There are some oddities in the sample data you posted. For example, the record separator delmiter appears twice ('\x1f\x1f'
). My algorithm treats this as an empty record, while your expected output leaves it out. One possible fix for this is to filter
the output. In other words:
>>> outer_list = []
>>> for sublist in generate_sublists(text):
... outer_list.append(filter(bool, sublist))
...
>>> outer_list
[['10000', '4959', '.7'], ['20000', '456', '456']]

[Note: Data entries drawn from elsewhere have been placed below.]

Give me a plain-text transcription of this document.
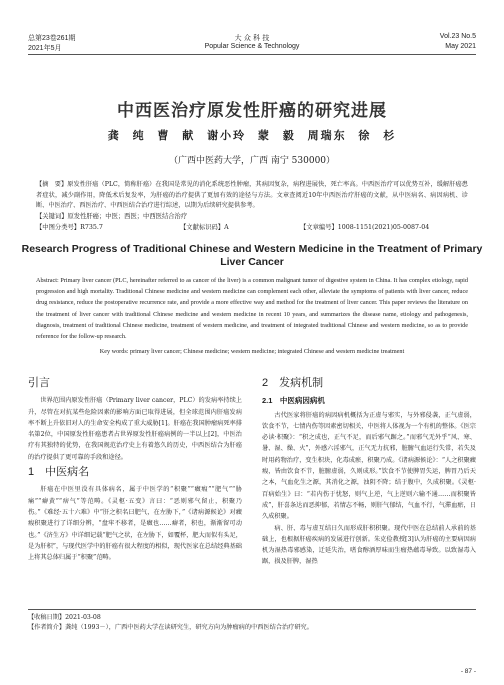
总第23卷261期	大 众 科 技	Vol.23 No.5
2021年5月	Popular Science & Technology	May 2021
中西医治疗原发性肝癌的研究进展
龚 纯 曹 献 谢小玲 蒙 毅 周瑞东 徐 杉
（广西中医药大学，广西 南宁 530000）
【摘　要】原发性肝癌（PLC，简称肝癌）在我国是常见的消化系统恶性肿瘤，其病因复杂，病程进展快，死亡率高。中西医治疗可以优势互补，缓解肝癌患者症状，减少副作用，降低术后复发率，为肝癌的治疗提供了更加有效的途径与方法。文章查阅近10年中西医治疗肝癌的文献，从中医病名、病因病机、诊断、中医治疗、西医治疗、中西医结合治疗进行综述，以期为后续研究提供参考。
【关键词】原发性肝癌；中医；西医；中西医结合治疗
【中图分类号】R735.7	【文献标识码】A	【文章编号】1008-1151(2021)05-0087-04
Research Progress of Traditional Chinese and Western Medicine in the Treatment of Primary Liver Cancer
Abstract: Primary liver cancer (PLC, hereinafter referred to as cancer of the liver) is a common malignant tumor of digestive system in China. It has complex etiology, rapid progression and high mortality. Traditional Chinese medicine and western medicine can complement each other, alleviate the symptoms of patients with liver cancer, reduce drug resistance, reduce the postoperative recurrence rate, and provide a more effective way and method for the treatment of liver cancer. This paper reviews the literature on the treatment of liver cancer with traditional Chinese medicine and western medicine in recent 10 years, and summarizes the disease name, etiology and pathogenesis, diagnosis, treatment of traditional Chinese medicine, treatment of western medicine, and treatment of integrated traditional Chinese and western medicine, so as to provide reference for the follow-up research.
Key words: primary liver cancer; Chinese medicine; western medicine; integrated Chinese and western medicine treatment
引言

世界范围内原发性肝癌（Primary liver cancer，PLC）的发病率持续上升，尽管在对抗某些危险因素的影响方面已取得进展，但全球范围内肝癌发病率不断上升依旧对人的生命安全构成了重大威胁[1]。肝癌在我国肿瘤病死率排名第2位，中国原发性肝癌患者占世界原发性肝癌病例的一半以上[2]，中医治疗有其独特的优势，在我国规范治疗史上有着悠久的历史，中西医结合为肝癌的治疗提供了更可靠的手段和途径。

1　中医病名

肝癌在中医里没有具体病名，属于中医学的“积聚”“癥瘕”“肥气”“胁痛”“癖黄”“痞气”等范畴。《灵枢·五变》言曰：“恶则邪气留止，积聚乃伤。”《难经·五十六难》中“肝之积名曰肥气，在左胁下，”《诸病源候论》对癥瘕积聚进行了详细分辨，“盘牢不移者，是癥也……癖者，积也，渐渐留可动也。”《济生方》中详细记载“肥气之状，在左胁下，如覆杯，肥大而似有头足，是为肝积”，与现代医学中的肝癌有很大程度的相似，现代医家在总结经典基础上将其总体归属于“积聚”范畴。

2　发病机制
2.1　中医病因病机

古代医家将肝癌的病因病机概括为正虚与邪实，与外邪侵袭，正气虚弱，饮食不节，七情内伤等因素密切相关，中医将人体视为一个有机的整体。《医宗必读·积聚》：“积之成也，正气不足，而后邪气踞之。”而邪气无外乎“风、寒、暑、湿、燥、火”，外感六淫邪气，正气无力抗邪，脏腑气血运行失常，若失及时用药物治疗，变生积块，化毒成瘀，积聚乃成。《诸病源候论》：“人之积聚癥瘕，皆由饮食不节，脏腑虚弱，久则成形。”饮食不节使脾胃失运，脾胃乃后天之本，气血化生之源，其消化之源，浊阴不降；结于腹中，久成积聚。《灵枢·百病始生》曰：“若内伤于忧怒，则气上逆，气上逆则六输不通……而积聚皆成”，肝喜条达而恶抑郁，若情志不畅，则肝气郁结，气血不行，气滞血瘀，日久成积聚。

病、肝、毒与虚互结日久而形成肝积积聚。现代中医在总结前人承前的基础上，也根据肝癌疾病的发展进行创新。朱克俭教授[3]认为肝癌的主要病因病机为湿热毒邪感染，迁延失治，嗜食醇酒厚味而生瘤热蕴毒导致。以致湿毒入踞，损及肝脾，湿热

【收稿日期】2021-03-08
【作者简介】龚纯（1993－），广西中医药大学在读研究生，研究方向为肿瘤病的中西医结合治疗研究。
- 87 -
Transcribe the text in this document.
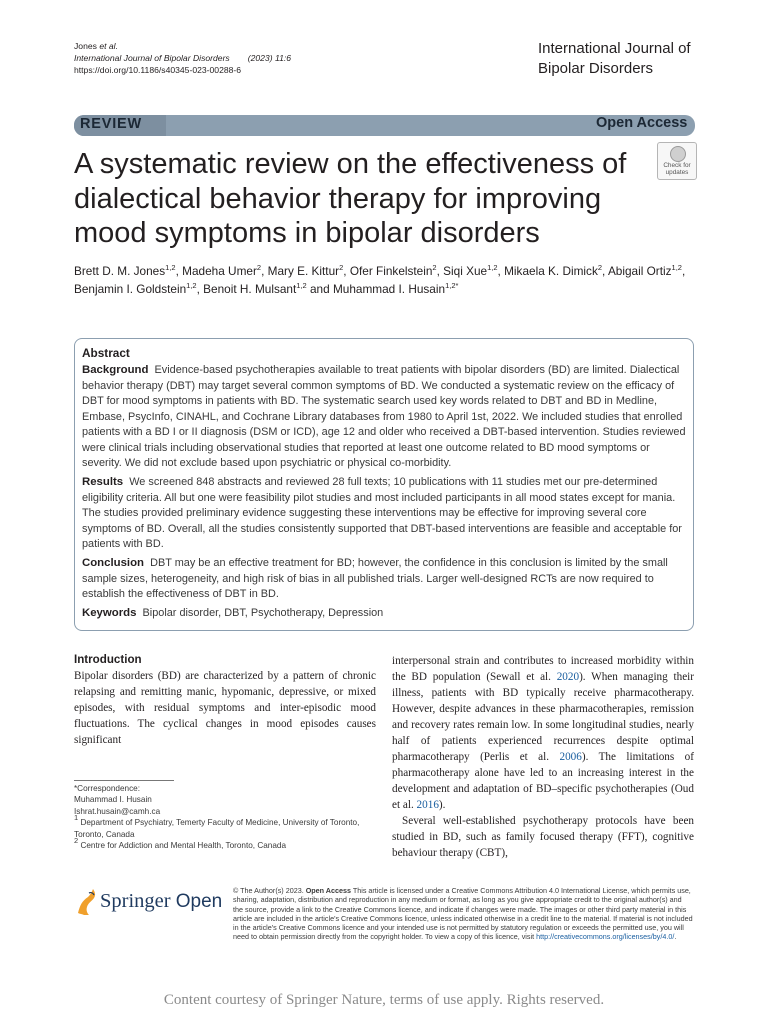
Jones et al.
International Journal of Bipolar Disorders (2023) 11:6
https://doi.org/10.1186/s40345-023-00288-6
International Journal of Bipolar Disorders
REVIEW	Open Access
Check for updates
A systematic review on the effectiveness of dialectical behavior therapy for improving mood symptoms in bipolar disorders
Brett D. M. Jones$^{1,2}$, Madeha Umer$^2$, Mary E. Kittur$^2$, Ofer Finkelstein$^2$, Siqi Xue$^{1,2}$, Mikaela K. Dimick$^2$, Abigail Ortiz$^{1,2}$, Benjamin I. Goldstein$^{1,2}$, Benoit H. Mulsant$^{1,2}$ and Muhammad I. Husain$^{1,2*}$
Abstract

Background Evidence-based psychotherapies available to treat patients with bipolar disorders (BD) are limited. Dialectical behavior therapy (DBT) may target several common symptoms of BD. We conducted a systematic review on the efficacy of DBT for mood symptoms in patients with BD. The systematic search used key words related to DBT and BD in Medline, Embase, PsycInfo, CINAHL, and Cochrane Library databases from 1980 to April 1st, 2022. We included studies that enrolled patients with a BD I or II diagnosis (DSM or ICD), age 12 and older who received a DBT-based intervention. Studies reviewed were clinical trials including observational studies that reported at least one outcome related to BD mood symptoms or severity. We did not exclude based upon psychiatric or physical co-morbidity.

Results We screened 848 abstracts and reviewed 28 full texts; 10 publications with 11 studies met our pre-determined eligibility criteria. All but one were feasibility pilot studies and most included participants in all mood states except for mania. The studies provided preliminary evidence suggesting these interventions may be effective for improving several core symptoms of BD. Overall, all the studies consistently supported that DBT-based interventions are feasible and acceptable for patients with BD.

Conclusion DBT may be an effective treatment for BD; however, the confidence in this conclusion is limited by the small sample sizes, heterogeneity, and high risk of bias in all published trials. Larger well-designed RCTs are now required to establish the effectiveness of DBT in BD.

Keywords Bipolar disorder, DBT, Psychotherapy, Depression

Introduction
Bipolar disorders (BD) are characterized by a pattern of chronic relapsing and remitting manic, hypomanic, depressive, or mixed episodes, with residual symptoms and inter-episodic mood fluctuations. The cyclical changes in mood episodes causes significant
interpersonal strain and contributes to increased morbidity within the BD population (Sewall et al. 2020). When managing their illness, patients with BD typically receive pharmacotherapy. However, despite advances in these pharmacotherapies, remission and recovery rates remain low. In some longitudinal studies, nearly half of patients experienced recurrences despite optimal pharmacotherapy (Perlis et al. 2006). The limitations of pharmacotherapy alone have led to an increasing interest in the development and adaptation of BD–specific psychotherapies (Oud et al. 2016).
Several well-established psychotherapy protocols have been studied in BD, such as family focused therapy (FFT), cognitive behaviour therapy (CBT),
*Correspondence:
Muhammad I. Husain
Ishrat.husain@camh.ca
$^1$ Department of Psychiatry, Temerty Faculty of Medicine, University of Toronto, Toronto, Canada
$^2$ Centre for Addiction and Mental Health, Toronto, Canada
Springer Open
© The Author(s) 2023. Open Access This article is licensed under a Creative Commons Attribution 4.0 International License, which permits use, sharing, adaptation, distribution and reproduction in any medium or format, as long as you give appropriate credit to the original author(s) and the source, provide a link to the Creative Commons licence, and indicate if changes were made. The images or other third party material in this article are included in the article's Creative Commons licence, unless indicated otherwise in a credit line to the material. If material is not included in the article's Creative Commons licence and your intended use is not permitted by statutory regulation or exceeds the permitted use, you will need to obtain permission directly from the copyright holder. To view a copy of this licence, visit http://creativecommons.org/licenses/by/4.0/.
Content courtesy of Springer Nature, terms of use apply. Rights reserved.
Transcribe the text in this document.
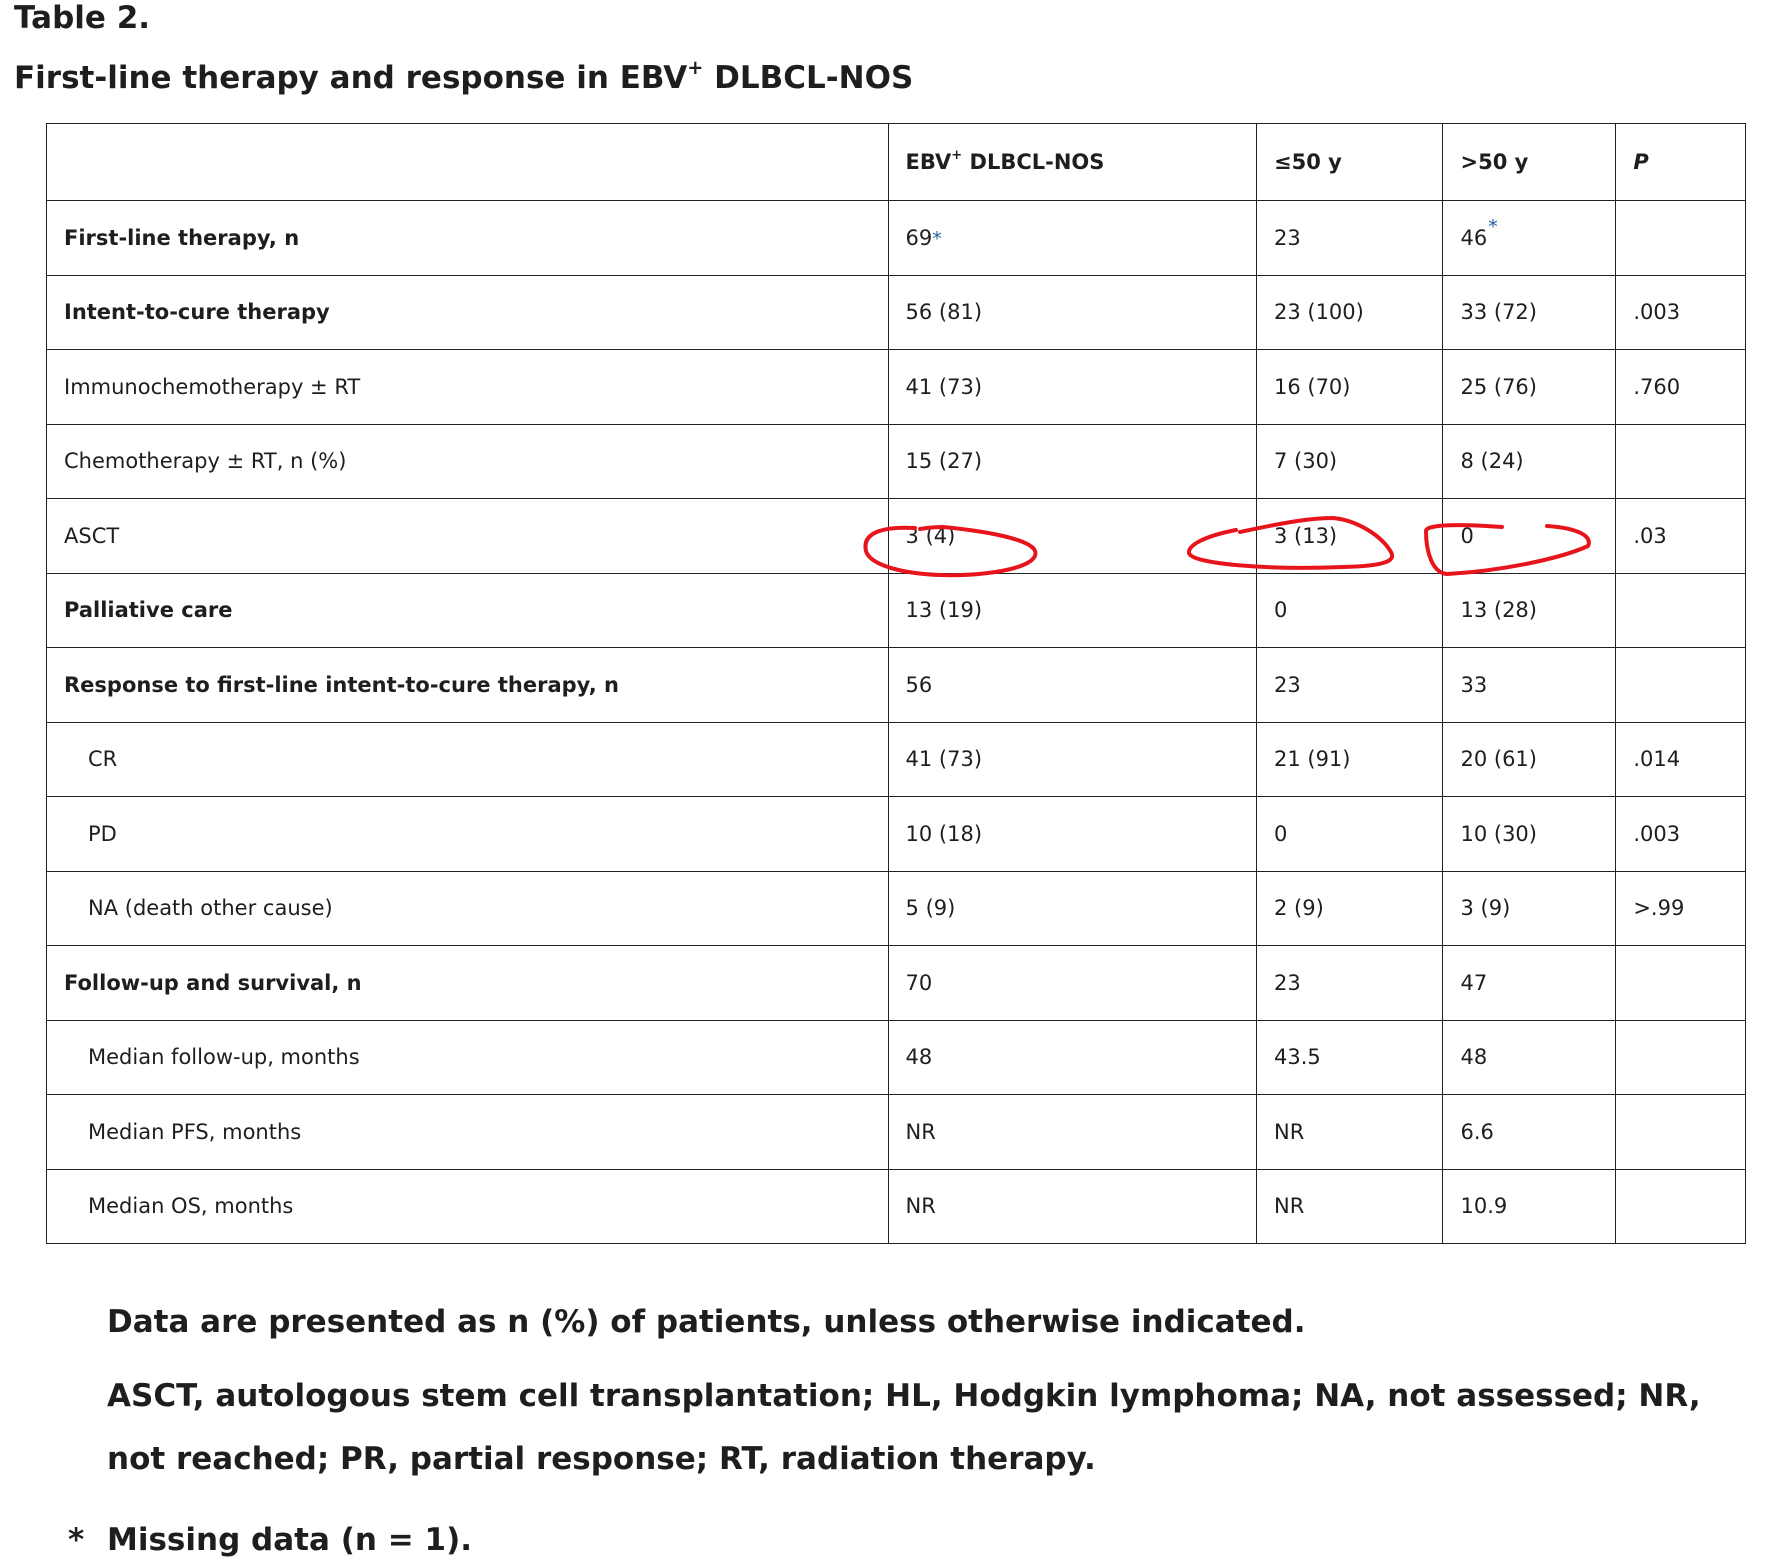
Table 2.
First-line therapy and response in EBV+ DLBCL-NOS
	EBV+ DLBCL-NOS	≤50 y	>50 y	P
First-line therapy, n	69*	23	46*	
Intent-to-cure therapy	56 (81)	23 (100)	33 (72)	.003
Immunochemotherapy ± RT	41 (73)	16 (70)	25 (76)	.760
Chemotherapy ± RT, n (%)	15 (27)	7 (30)	8 (24)	
ASCT	3 (4)	3 (13)	0	.03
Palliative care	13 (19)	0	13 (28)	
Response to first-line intent-to-cure therapy, n	56	23	33	
CR	41 (73)	21 (91)	20 (61)	.014
PD	10 (18)	0	10 (30)	.003
NA (death other cause)	5 (9)	2 (9)	3 (9)	>.99
Follow-up and survival, n	70	23	47	
Median follow-up, months	48	43.5	48	
Median PFS, months	NR	NR	6.6	
Median OS, months	NR	NR	10.9	

Data are presented as n (%) of patients, unless otherwise indicated.

ASCT, autologous stem cell transplantation; HL, Hodgkin lymphoma; NA, not assessed; NR, not reached; PR, partial response; RT, radiation therapy.

* Missing data (n = 1).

Again, since your sublists are short, this shouldn't add much processing time. If it does, you could add another check condition before sublist.append(list_item)
:
... for character in text:
... if character == inner_delim:
... if not list_item:
... continue
... sublist.append(list_item)
You've probably also noticed that in my output data I have .7
where you have 4567
. That's because in your example input you have 4959\x1f\4567
(note the extra backslash -- maybe a typo?). That backslash causes \456
to be interpreted as an octal number. Using Python we can decipher this:
>>> 0o456
302
>>> 302 % 256
46
\456
in octal is the same as 302
in decimal, but the valid range is 0-256
, so we have to apply modulo to see what value it really becomes: 46 (.).
I assume that is probably a typo, since you don't expect it in your output, though.